Amazon's tool divides the whole search area — 6,000 square miles — into small squares about 300 feet across. It assigns each of those small squares to anyone who signs up to help. The pictures are quite sharp; anything bigger than two or three feet will show up. Tens of thousands of people have signed up to participate in this is a testament to the power of what the Internet can do. Fossett took off on Monday morning in a Vellanca/Citabria Super Decathalon on what was expected to be a short 2 to 2-1/2 hour pleasure flight, planning to return in time to depart the Flying M with his wife in his own aircraft at midday.
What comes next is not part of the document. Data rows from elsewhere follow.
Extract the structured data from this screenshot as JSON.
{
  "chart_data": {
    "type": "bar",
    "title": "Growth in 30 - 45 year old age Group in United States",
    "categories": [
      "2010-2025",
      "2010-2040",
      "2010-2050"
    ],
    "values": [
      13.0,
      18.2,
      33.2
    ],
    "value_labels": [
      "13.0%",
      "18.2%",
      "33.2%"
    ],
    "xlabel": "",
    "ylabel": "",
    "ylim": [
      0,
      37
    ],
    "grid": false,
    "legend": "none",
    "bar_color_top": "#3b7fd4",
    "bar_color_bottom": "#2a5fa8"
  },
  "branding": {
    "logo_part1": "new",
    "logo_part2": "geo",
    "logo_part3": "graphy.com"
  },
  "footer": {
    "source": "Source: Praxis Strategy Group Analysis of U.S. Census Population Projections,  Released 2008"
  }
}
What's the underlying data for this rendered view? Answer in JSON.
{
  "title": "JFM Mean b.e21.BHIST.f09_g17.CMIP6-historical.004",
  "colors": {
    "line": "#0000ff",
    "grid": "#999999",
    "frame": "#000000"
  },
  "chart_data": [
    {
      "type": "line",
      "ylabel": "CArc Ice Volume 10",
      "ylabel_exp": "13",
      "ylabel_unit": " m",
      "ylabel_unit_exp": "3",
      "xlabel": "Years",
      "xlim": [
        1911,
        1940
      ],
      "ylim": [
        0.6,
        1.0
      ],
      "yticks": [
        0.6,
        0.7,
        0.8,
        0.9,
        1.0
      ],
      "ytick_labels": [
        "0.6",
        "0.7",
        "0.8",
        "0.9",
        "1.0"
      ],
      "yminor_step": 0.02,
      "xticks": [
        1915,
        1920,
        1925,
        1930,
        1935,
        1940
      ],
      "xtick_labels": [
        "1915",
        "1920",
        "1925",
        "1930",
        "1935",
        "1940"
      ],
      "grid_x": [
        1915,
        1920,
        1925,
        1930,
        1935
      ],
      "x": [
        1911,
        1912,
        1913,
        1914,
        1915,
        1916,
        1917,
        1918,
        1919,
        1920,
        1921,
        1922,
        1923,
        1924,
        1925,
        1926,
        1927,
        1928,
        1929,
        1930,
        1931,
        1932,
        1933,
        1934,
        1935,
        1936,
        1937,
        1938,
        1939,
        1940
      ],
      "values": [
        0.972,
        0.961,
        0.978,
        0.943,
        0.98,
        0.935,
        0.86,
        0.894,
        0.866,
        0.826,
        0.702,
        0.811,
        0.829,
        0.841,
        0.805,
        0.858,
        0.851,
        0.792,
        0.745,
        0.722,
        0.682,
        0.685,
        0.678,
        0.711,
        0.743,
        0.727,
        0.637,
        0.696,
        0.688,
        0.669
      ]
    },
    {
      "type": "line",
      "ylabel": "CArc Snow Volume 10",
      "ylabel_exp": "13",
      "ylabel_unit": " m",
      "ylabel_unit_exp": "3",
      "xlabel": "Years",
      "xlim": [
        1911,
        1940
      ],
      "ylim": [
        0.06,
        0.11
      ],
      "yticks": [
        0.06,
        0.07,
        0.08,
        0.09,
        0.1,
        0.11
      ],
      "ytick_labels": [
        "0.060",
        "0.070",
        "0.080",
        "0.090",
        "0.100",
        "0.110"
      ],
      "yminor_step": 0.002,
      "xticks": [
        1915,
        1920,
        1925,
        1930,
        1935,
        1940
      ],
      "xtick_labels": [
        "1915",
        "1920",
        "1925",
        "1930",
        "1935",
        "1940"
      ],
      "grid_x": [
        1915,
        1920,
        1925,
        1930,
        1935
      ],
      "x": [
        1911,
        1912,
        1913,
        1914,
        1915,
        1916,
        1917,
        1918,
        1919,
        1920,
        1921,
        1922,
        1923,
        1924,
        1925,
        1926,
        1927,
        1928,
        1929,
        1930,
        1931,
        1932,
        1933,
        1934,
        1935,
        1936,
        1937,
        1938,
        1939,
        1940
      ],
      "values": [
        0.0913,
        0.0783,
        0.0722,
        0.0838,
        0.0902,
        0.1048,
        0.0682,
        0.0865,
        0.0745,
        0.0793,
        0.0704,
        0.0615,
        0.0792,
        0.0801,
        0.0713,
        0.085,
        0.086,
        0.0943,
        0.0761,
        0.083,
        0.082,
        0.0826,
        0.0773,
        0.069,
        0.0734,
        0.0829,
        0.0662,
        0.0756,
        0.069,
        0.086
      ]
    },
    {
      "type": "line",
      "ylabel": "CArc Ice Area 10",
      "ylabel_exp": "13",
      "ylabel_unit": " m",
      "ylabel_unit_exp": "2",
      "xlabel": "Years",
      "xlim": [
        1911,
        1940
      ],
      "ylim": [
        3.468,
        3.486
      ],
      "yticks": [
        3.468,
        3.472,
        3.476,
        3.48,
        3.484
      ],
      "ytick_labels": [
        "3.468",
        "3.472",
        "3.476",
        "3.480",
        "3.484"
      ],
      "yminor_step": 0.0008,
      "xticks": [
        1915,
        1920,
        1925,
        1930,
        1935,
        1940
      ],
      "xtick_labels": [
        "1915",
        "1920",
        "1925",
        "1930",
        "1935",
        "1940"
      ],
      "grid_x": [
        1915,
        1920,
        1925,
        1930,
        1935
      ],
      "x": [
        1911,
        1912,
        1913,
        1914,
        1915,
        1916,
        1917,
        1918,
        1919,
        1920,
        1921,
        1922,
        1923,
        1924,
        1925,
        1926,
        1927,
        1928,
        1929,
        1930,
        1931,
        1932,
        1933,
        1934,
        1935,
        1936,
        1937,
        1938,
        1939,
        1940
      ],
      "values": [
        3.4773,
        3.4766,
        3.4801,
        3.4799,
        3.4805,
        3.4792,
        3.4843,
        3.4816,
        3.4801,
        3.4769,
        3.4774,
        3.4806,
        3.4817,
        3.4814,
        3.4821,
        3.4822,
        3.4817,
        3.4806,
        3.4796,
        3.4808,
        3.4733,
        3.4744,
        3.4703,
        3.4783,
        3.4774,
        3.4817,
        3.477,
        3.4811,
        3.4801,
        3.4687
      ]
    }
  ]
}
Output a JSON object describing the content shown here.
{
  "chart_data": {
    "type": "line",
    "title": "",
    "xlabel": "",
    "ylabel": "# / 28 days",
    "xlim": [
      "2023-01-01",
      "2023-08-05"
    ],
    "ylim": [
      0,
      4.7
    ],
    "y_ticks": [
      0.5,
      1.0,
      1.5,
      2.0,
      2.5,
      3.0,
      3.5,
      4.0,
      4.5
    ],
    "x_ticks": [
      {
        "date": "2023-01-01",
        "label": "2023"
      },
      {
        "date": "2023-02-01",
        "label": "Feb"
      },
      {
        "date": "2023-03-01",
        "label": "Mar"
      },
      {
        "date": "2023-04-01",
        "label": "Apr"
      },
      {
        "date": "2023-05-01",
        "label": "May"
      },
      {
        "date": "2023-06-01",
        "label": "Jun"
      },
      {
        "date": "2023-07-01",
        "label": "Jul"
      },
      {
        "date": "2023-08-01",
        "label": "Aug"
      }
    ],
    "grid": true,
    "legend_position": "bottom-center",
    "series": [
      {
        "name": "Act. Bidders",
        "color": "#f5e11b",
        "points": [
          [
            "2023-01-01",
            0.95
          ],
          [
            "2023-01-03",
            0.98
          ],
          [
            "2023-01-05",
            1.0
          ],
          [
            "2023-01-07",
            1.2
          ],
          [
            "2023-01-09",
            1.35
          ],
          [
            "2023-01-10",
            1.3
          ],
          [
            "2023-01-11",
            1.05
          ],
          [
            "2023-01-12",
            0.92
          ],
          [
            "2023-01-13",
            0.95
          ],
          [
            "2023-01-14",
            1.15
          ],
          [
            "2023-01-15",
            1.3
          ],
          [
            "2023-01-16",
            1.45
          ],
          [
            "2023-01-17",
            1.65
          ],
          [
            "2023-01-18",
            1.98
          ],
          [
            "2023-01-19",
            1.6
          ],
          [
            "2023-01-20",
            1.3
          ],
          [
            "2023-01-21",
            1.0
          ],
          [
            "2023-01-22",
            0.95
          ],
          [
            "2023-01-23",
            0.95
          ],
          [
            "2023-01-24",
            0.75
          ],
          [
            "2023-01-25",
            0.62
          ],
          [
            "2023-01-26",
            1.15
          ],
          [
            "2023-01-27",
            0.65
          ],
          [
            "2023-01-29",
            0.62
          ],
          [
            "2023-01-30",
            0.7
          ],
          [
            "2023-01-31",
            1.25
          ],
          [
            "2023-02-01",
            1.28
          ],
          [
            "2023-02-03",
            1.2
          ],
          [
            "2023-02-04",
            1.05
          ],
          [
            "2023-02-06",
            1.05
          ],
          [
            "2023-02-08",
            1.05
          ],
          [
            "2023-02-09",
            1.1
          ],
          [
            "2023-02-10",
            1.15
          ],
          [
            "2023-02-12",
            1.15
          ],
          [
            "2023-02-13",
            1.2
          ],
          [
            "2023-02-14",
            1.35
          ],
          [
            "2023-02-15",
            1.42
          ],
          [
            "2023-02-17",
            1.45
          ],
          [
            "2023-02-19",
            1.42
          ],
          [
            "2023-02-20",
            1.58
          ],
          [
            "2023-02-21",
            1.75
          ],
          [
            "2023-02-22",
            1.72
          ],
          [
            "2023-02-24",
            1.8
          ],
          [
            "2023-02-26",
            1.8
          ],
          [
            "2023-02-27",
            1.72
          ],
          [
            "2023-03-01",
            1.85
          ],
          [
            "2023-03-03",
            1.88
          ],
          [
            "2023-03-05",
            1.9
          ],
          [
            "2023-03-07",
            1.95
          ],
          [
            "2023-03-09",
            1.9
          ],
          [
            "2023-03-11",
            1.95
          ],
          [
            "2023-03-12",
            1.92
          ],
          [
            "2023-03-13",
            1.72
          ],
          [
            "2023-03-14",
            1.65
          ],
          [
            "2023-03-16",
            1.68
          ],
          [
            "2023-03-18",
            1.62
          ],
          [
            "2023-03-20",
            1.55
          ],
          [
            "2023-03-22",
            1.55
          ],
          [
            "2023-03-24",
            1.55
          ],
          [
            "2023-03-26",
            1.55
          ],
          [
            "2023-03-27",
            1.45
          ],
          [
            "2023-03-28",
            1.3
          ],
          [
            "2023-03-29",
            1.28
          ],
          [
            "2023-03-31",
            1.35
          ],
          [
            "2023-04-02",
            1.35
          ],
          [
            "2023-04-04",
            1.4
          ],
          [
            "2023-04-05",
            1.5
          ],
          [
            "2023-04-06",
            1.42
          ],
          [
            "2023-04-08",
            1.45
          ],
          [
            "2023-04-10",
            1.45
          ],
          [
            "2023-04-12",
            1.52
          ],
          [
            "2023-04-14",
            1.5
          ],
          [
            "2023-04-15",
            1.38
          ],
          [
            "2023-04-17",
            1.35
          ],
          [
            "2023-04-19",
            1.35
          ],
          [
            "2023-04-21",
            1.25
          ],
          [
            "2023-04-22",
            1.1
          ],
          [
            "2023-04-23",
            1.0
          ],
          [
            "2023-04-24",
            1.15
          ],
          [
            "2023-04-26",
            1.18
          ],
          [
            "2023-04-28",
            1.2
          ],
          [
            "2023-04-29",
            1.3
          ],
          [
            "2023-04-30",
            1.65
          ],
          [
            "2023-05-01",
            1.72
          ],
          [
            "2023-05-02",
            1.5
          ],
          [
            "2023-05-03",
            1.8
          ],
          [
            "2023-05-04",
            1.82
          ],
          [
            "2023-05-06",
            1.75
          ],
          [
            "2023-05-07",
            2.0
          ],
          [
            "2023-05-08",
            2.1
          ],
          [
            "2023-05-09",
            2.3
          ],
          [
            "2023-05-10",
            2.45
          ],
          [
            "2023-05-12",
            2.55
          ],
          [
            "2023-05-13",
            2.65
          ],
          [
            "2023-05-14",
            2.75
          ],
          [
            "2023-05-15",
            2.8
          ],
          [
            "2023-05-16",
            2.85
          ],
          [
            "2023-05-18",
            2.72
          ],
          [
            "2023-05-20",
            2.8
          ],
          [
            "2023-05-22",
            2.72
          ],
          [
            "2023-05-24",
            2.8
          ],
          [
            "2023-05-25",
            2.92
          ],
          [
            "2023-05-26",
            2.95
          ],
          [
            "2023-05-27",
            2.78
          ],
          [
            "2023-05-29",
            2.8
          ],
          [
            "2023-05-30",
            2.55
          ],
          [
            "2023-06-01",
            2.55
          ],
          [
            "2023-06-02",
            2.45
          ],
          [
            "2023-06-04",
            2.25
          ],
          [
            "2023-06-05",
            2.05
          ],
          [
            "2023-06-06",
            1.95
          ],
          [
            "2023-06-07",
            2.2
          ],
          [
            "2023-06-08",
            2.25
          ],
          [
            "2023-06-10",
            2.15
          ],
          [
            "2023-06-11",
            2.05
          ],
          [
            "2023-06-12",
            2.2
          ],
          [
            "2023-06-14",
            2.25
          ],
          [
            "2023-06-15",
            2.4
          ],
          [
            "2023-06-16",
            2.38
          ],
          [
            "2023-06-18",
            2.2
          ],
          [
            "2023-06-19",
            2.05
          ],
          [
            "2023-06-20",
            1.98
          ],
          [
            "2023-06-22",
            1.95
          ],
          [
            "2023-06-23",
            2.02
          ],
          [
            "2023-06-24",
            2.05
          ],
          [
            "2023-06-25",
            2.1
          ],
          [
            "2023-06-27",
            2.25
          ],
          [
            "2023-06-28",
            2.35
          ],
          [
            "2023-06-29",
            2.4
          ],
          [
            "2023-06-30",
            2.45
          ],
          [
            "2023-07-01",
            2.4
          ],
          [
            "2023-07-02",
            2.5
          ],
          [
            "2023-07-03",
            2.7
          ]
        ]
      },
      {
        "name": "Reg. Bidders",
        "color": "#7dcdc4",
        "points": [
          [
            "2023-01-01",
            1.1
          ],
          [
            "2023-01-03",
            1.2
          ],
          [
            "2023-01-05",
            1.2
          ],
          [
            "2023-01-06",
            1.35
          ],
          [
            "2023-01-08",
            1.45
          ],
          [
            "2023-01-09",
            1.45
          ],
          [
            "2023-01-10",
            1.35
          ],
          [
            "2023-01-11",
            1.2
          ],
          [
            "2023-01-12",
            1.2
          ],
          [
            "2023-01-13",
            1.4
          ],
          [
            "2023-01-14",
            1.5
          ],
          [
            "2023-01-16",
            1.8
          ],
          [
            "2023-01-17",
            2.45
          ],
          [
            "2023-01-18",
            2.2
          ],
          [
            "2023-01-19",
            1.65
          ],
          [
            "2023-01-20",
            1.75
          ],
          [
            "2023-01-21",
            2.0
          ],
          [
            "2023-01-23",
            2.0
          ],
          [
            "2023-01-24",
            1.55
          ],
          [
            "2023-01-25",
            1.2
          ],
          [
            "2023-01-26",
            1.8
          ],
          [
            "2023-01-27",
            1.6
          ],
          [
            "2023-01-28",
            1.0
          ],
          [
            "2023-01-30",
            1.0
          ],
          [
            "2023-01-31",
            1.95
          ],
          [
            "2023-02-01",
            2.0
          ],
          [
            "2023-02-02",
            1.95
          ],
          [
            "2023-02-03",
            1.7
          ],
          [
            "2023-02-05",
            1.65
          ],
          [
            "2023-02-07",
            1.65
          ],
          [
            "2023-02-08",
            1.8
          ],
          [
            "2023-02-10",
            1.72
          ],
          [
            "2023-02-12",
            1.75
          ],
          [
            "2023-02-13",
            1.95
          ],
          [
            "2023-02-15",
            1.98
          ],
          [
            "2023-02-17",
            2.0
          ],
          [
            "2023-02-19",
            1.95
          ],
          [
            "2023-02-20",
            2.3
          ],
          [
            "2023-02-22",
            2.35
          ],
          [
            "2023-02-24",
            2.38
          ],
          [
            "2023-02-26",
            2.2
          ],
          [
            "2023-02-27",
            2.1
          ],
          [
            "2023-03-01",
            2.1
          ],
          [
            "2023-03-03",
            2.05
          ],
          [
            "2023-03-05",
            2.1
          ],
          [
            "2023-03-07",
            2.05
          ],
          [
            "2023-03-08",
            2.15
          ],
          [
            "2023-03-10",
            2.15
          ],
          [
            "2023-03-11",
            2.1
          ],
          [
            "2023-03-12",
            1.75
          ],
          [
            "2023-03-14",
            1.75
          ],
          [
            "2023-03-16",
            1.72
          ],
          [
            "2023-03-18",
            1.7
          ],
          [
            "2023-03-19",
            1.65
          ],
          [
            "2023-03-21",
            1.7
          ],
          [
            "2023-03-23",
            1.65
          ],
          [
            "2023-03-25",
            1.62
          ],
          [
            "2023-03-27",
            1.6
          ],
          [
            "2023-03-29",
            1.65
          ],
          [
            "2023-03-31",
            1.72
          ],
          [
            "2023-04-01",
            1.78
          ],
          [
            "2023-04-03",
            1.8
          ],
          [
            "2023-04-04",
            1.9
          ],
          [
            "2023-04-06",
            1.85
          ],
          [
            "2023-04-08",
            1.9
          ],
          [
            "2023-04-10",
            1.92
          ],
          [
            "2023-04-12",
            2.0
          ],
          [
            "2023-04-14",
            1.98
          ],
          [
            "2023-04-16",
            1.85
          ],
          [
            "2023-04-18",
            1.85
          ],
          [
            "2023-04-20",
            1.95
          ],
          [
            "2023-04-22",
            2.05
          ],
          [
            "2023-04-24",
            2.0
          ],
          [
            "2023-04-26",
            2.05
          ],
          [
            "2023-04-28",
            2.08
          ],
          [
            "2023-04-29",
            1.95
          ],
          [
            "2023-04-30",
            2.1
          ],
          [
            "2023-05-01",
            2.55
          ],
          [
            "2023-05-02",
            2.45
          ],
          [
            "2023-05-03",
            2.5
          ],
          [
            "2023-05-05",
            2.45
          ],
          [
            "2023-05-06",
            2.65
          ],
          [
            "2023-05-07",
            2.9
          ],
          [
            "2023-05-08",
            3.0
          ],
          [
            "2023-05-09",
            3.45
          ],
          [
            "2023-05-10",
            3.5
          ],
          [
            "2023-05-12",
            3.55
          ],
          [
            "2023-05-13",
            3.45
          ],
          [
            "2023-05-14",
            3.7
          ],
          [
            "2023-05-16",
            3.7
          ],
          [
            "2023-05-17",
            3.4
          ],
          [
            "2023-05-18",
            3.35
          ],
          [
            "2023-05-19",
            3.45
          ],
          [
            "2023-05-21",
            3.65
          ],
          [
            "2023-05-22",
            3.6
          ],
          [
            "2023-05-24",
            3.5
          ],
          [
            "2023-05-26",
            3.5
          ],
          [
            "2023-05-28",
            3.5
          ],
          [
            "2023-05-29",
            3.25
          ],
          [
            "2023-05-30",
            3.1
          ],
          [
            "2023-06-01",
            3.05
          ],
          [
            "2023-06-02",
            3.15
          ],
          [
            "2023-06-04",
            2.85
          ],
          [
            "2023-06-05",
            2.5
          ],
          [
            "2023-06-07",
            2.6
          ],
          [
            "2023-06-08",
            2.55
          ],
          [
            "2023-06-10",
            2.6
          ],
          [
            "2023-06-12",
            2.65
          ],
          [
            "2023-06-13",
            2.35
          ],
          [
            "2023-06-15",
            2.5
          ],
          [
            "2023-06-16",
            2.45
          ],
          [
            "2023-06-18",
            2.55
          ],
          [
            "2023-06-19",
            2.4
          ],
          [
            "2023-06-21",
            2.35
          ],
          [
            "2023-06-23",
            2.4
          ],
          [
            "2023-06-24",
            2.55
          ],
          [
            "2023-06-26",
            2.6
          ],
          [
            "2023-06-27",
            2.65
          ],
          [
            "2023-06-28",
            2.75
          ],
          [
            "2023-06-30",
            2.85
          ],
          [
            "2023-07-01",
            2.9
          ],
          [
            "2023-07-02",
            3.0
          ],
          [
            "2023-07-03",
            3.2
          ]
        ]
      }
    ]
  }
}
Users are also asked to download Google Earth. "The plane will show up as a regular object with sharp edges, white or nearly white, about 21 pixels long and 30 pixels in wingspan," according to the website. "Marked images will be sent to a team of specialists who will determine if they contain information on the whereabouts of Steve Fossett." This is an approach to more rapidly search a large area of imagery using many eyeballs of people around the world. If Fossett did in fact stay within the region of imagery provided, someone should find some sign of the plane in the imagery, unless the plane managed to go into water and sink." The photo here is an example of the size of object to look for. The white plane shown above (30 pixel wingspan by 21 pixels by length) is approximately the size of Steve's plane. 2 pix

You too can be a part of this real life game of "Where's Steve?" It very easy to do and you can join the search by clicking here on this link. Once on the site, you will be shown a single satellite image. The task is to flag any satellite images which contain foreign objects that may resemble Steve's airplane or parts of a plane. Steve's plane will show up as a regular object with sharp edges, white or nearly white, about 21 pixels long and 30 pixels in wingspan. If in doubt, be conservative and mark the image. For complete coverage, they've set up this HIT system so that that multiple people will cover the same area several times over. Do not worry that missing one little detail will be tragic. It will get caught and marked images will be sent to a team of specialists who will determine if they contain information on the whereabouts of Steve Fossett.

On Steve Fossett's website, is posted a message from Steve's wife saying, "Friends and family of Steve Fossett would like to thank you for helping them with this cause."

So take a minute or two and stop looking at the YouTube videos of Brittany Spears god-awful performance at the MTV Music Awards and help to do some good by getting involved in this attempt to save one of America's true pioneer's and hero. Let's show the world the power of us geeks!